The other thing I've seen in my Twitter stream is a friend concerned about the ableist aspects of Pokemon GO. I'm not really sure how to think about this. My friend is a very smart person, who has done a lot of really useful and creative thought about inclusivity and ableist assumptions. But for me, Pokemon GO is largely a very inaccurate pedometer with a stellar reward system. For me, it's not really a competitive game. I've fought a couple of gym battles, and man, that's boring. I like collecting the pretty little monsters, and I like evolving them. I like walking to the Pokestops and spinning the disks to get prizes. I like being encouraged to go to places I don't normally go to get rarer Pokemons.
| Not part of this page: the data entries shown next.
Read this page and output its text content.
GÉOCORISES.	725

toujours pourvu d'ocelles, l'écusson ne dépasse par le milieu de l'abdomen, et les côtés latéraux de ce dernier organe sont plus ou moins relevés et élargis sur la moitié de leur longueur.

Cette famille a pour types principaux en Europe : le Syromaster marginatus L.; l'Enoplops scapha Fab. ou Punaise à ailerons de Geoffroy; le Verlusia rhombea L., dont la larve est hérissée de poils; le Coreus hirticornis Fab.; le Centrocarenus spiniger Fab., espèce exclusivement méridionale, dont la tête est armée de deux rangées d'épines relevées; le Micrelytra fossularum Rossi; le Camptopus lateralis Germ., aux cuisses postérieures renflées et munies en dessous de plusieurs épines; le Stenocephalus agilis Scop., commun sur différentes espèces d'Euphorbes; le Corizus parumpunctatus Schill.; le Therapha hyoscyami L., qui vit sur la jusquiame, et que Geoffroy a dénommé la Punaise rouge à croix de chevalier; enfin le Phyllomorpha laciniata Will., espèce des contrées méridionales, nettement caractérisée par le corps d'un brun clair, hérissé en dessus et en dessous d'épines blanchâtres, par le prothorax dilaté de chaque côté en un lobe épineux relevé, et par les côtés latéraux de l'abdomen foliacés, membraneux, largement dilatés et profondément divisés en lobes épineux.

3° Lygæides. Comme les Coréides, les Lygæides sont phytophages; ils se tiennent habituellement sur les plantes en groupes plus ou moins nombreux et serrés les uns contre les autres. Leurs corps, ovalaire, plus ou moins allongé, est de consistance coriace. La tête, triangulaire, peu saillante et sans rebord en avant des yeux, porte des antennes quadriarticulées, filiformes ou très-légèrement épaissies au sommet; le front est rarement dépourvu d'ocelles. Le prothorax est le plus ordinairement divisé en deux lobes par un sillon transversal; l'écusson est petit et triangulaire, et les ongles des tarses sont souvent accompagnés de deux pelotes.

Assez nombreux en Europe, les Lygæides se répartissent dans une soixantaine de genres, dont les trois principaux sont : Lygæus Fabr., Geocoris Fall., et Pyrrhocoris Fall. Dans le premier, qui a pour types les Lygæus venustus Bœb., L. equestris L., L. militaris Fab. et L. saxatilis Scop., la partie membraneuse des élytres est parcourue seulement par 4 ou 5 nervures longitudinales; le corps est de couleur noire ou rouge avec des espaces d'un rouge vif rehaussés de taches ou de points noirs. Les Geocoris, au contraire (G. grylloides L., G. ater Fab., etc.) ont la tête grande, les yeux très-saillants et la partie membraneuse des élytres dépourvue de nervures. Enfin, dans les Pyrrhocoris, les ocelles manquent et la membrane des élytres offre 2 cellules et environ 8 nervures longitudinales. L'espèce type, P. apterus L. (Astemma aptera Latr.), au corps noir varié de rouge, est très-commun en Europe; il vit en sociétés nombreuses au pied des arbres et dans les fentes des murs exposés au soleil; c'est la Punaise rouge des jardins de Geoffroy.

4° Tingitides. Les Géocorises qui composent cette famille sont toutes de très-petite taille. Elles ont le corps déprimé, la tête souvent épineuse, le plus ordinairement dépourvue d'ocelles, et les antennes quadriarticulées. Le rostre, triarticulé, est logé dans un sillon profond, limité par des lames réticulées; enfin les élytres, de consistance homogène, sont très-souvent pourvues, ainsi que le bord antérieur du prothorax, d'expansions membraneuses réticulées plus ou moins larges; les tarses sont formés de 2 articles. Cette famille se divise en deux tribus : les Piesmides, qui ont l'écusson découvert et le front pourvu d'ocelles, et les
I like the fact that I'm becoming more sedentary and less sessile. For me, an older, very out of shape person, it doesn't feel coercive or alienating. I'm very aware that a lot of players are way ahead of me, because they have more time and more energy and can walk a fuck-ton farther than I can, but I don't find that upsetting. However, I may be missing something important. I do very much think that inclusivity is how we build humane, resilient systems. But I'm not sure how to design a walking app that doesn't, in the end, privilege people able to walk.